Oppressive systems are designed to try to make collective care impossible and this is why abusive individuals are so hostile toward their target’s connections to community. Submission to fascism becomes inevitable the less able we are to create formidable networks of support. The question, “how do we create collective care?” is more often than not a mere euphemism that instead communicates that “collective care isn’t possible.” This feeling of helplessness sets the stage for unsuccessful attempts at collective care while oftentimes attaching an expiration date to successful attempts. Formalized hierarchies are necessarily the worst environment for collective care to exist primarily because it is not profitable or marketable. It would require an actual flattening of the power dynamics that make up the formal group structure, and those who enjoy the most privilege from those structures have the strongest incentive to oppose collective care.
However; there are clearly major obstacles to establishing lasting collective care informally as well and that, by and large, is due to the ways that capitalism structures our lives. It takes great continuous effort to overcome the ways the work week compartmentalizes our lives and creates an artificial isolation for most people. The isolation is artificial because it requires us to be dispossessed of our relational agency and instead preoccupied with relationships that make up the workforce and our places therein. Put more simply, the people we keep in our lives would probably be different if we were in full control of what our social network looked like.

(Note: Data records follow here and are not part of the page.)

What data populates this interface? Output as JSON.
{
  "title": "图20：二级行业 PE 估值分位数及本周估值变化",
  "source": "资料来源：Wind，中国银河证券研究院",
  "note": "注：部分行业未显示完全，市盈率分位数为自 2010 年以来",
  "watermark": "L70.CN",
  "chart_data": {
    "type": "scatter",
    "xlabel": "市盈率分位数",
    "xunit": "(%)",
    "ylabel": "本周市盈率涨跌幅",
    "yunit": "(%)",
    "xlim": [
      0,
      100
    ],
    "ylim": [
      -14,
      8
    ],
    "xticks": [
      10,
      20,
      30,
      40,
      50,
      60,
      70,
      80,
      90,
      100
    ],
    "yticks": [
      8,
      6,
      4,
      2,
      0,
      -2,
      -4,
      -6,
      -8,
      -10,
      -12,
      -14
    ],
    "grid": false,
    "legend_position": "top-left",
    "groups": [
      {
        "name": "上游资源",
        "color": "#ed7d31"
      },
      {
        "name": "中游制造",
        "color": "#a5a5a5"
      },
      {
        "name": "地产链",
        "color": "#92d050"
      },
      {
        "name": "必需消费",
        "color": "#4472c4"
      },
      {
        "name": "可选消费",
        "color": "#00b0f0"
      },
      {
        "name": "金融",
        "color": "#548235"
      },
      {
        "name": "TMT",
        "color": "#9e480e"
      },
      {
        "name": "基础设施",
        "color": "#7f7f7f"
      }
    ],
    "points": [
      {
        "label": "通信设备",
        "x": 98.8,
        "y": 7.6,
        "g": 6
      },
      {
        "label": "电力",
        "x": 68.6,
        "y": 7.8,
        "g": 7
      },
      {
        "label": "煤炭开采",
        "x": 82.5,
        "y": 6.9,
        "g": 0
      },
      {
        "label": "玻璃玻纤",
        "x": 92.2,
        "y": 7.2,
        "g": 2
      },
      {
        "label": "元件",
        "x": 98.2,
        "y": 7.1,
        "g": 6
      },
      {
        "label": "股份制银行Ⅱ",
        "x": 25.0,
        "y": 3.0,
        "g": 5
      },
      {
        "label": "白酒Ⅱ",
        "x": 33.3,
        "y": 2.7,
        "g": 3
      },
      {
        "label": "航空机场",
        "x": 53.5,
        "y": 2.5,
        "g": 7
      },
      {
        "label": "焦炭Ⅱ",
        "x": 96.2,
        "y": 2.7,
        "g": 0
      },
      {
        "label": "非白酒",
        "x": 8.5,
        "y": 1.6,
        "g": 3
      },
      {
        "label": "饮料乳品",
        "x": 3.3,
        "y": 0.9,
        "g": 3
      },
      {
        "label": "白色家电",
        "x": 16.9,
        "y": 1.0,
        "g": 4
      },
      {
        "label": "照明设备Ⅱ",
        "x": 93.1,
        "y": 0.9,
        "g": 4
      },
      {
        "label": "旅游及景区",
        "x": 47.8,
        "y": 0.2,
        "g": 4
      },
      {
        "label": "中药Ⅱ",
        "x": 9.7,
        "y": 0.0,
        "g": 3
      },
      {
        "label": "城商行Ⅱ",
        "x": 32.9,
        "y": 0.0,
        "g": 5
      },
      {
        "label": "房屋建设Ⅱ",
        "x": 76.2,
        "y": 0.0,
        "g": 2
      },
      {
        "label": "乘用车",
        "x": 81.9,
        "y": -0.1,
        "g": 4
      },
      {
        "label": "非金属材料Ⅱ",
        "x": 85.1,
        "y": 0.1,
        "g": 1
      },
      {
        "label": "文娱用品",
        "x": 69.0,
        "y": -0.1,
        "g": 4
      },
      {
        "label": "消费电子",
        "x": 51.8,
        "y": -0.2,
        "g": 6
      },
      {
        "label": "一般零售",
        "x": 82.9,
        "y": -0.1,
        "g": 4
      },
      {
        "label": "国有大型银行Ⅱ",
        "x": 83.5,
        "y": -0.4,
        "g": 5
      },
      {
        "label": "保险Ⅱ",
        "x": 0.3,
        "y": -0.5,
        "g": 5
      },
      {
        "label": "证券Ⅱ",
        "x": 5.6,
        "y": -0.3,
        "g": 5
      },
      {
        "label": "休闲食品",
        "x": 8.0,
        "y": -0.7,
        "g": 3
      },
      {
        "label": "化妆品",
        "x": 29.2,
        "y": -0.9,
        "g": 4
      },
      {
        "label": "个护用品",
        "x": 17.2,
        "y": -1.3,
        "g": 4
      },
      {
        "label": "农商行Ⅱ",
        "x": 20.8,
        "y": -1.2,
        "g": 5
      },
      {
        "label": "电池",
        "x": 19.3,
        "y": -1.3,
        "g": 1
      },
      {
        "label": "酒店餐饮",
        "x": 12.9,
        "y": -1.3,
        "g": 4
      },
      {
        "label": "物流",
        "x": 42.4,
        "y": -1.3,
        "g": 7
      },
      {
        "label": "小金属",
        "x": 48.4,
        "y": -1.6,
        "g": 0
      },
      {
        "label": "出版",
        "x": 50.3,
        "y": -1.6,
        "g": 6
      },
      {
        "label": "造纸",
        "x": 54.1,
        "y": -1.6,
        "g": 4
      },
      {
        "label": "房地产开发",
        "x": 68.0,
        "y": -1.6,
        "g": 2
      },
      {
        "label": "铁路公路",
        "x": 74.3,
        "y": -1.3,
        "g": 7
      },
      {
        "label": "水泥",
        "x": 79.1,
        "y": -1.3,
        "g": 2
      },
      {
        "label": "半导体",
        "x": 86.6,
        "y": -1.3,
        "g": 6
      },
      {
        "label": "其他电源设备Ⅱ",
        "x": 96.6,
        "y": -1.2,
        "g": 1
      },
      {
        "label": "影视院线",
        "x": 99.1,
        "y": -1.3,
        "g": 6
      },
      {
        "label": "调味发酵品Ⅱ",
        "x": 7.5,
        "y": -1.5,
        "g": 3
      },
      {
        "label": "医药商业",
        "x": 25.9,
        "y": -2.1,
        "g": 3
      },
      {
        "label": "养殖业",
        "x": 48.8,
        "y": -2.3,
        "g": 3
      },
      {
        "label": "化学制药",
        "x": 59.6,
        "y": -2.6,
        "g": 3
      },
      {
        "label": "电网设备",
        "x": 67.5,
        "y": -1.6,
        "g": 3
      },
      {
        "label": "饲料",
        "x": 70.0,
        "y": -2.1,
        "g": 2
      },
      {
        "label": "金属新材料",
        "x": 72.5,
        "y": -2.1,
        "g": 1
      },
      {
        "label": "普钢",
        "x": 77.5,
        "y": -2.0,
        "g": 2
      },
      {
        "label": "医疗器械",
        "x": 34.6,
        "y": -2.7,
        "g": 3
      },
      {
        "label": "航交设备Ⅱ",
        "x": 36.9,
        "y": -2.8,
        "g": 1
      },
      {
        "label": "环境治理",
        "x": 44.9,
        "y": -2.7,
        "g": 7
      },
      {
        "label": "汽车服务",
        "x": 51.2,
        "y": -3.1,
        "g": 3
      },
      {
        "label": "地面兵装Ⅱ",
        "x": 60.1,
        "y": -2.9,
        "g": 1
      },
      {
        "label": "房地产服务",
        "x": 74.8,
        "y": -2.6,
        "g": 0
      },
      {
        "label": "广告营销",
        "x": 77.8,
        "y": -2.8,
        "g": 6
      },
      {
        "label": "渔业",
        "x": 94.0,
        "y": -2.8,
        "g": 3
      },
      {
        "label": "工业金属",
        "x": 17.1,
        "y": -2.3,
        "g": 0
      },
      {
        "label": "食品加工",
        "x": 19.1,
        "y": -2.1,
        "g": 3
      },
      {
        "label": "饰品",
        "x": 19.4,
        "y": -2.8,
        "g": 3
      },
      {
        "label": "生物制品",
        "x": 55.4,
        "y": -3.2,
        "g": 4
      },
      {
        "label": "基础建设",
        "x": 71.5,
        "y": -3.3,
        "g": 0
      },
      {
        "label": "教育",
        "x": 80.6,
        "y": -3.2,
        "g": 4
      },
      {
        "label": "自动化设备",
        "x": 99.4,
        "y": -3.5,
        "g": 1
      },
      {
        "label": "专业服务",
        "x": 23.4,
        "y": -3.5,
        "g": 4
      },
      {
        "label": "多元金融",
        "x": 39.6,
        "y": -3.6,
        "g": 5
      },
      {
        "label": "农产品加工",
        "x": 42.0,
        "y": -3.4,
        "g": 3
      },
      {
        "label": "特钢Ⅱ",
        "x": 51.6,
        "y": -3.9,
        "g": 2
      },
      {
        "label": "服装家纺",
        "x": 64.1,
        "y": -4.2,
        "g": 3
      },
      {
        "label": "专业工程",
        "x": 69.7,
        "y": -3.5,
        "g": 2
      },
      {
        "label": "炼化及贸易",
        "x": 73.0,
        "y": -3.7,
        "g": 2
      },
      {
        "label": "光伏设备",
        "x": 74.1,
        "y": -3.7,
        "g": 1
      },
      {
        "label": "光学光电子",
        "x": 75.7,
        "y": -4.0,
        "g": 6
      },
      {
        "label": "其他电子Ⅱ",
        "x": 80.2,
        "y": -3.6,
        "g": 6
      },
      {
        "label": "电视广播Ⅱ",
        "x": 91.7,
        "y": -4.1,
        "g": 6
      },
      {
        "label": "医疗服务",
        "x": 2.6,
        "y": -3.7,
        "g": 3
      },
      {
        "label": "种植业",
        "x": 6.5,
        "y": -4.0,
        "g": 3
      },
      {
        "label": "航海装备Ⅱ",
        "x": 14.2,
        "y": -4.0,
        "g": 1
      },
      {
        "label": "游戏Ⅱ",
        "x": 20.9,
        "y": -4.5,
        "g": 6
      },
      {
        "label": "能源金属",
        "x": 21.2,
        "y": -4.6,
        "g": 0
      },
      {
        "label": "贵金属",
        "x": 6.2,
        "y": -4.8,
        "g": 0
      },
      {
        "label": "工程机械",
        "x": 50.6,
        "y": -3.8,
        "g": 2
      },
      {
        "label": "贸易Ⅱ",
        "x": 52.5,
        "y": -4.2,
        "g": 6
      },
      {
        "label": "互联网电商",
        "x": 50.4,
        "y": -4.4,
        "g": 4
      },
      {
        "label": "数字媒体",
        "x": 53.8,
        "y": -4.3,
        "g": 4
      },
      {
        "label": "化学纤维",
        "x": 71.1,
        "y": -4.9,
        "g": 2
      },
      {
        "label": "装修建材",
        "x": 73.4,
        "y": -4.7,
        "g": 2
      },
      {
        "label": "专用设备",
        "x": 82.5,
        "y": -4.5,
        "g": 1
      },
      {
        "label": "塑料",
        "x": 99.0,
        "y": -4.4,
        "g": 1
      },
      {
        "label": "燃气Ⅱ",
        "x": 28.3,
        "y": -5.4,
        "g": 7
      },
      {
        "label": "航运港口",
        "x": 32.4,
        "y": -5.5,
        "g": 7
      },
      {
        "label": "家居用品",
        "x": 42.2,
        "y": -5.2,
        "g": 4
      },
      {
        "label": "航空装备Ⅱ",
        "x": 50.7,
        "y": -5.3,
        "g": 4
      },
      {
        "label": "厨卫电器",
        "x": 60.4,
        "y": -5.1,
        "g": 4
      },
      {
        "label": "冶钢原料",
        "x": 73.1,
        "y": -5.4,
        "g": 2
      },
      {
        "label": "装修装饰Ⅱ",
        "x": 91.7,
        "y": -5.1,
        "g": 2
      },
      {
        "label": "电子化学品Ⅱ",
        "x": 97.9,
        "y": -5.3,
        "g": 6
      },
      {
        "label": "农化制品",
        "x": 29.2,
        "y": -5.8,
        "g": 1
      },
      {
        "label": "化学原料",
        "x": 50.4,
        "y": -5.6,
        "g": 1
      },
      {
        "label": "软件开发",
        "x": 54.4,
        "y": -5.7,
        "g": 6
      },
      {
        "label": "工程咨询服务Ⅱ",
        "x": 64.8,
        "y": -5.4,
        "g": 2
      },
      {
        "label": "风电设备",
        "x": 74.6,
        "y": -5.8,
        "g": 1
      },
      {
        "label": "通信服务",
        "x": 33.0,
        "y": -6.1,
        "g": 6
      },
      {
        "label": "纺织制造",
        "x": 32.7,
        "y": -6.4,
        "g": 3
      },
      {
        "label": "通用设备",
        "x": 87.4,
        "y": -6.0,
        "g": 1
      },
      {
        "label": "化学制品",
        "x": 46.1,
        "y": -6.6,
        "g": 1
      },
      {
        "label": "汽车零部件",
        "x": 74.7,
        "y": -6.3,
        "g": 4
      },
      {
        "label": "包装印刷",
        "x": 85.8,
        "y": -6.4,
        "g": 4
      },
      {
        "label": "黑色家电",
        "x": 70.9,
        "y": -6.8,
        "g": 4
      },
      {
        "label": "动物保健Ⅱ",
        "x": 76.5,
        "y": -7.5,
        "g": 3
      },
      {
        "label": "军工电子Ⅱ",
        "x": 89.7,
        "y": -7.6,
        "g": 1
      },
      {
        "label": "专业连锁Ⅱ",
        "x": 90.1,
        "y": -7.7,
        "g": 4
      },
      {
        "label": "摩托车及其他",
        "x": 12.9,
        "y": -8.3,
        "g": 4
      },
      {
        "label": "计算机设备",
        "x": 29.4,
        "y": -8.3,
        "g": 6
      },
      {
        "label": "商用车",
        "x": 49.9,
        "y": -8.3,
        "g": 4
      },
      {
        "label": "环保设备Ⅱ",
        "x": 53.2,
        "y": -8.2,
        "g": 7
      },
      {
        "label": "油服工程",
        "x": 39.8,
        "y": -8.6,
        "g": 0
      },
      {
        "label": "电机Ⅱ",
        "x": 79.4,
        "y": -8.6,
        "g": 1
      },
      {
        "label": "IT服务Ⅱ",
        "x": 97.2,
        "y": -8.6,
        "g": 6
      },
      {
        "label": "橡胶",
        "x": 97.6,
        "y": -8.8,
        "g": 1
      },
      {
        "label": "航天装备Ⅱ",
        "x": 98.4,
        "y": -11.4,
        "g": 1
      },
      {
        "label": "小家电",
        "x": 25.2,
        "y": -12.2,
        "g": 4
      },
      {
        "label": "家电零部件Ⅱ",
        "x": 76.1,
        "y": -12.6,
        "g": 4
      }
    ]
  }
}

Collective interdependence appears to us in the margins as a near impossible task that is only worth attempting in times of crisis, and even then those crises must be recognizable as such within their respective community in order to be assigned a value of importance.
But it is this conditional concession that sets the stage for conflicts that are ultimately about securing access to support. We can only overcome this alienating dimension of ableism by insisting that collective care practices be prioritized and ongoing. Collective care does not exist to restore workers' contributions to a capitalist economy. It exists because it must replace and make capitalism, white supremacy, and patriarchy obsolete. If we compromise this fact we merely coordinate charity rather than seed liberation. Our reliance on capitalism is reinforced the more we are left to face it alone or within groupings that the state might deem worthy of the label “family.”
It is because collective care plays such an absolutely essential role in liberation struggles that it is so sacred, is valued highly by those of us who want to be free, and is denigrated by those who benefit from our oppression. This is why it is of critical importance that we dedicate ourselves to creating safety accessibly while refusing to tolerate behaviors that have been engineered by the world we wish to bury.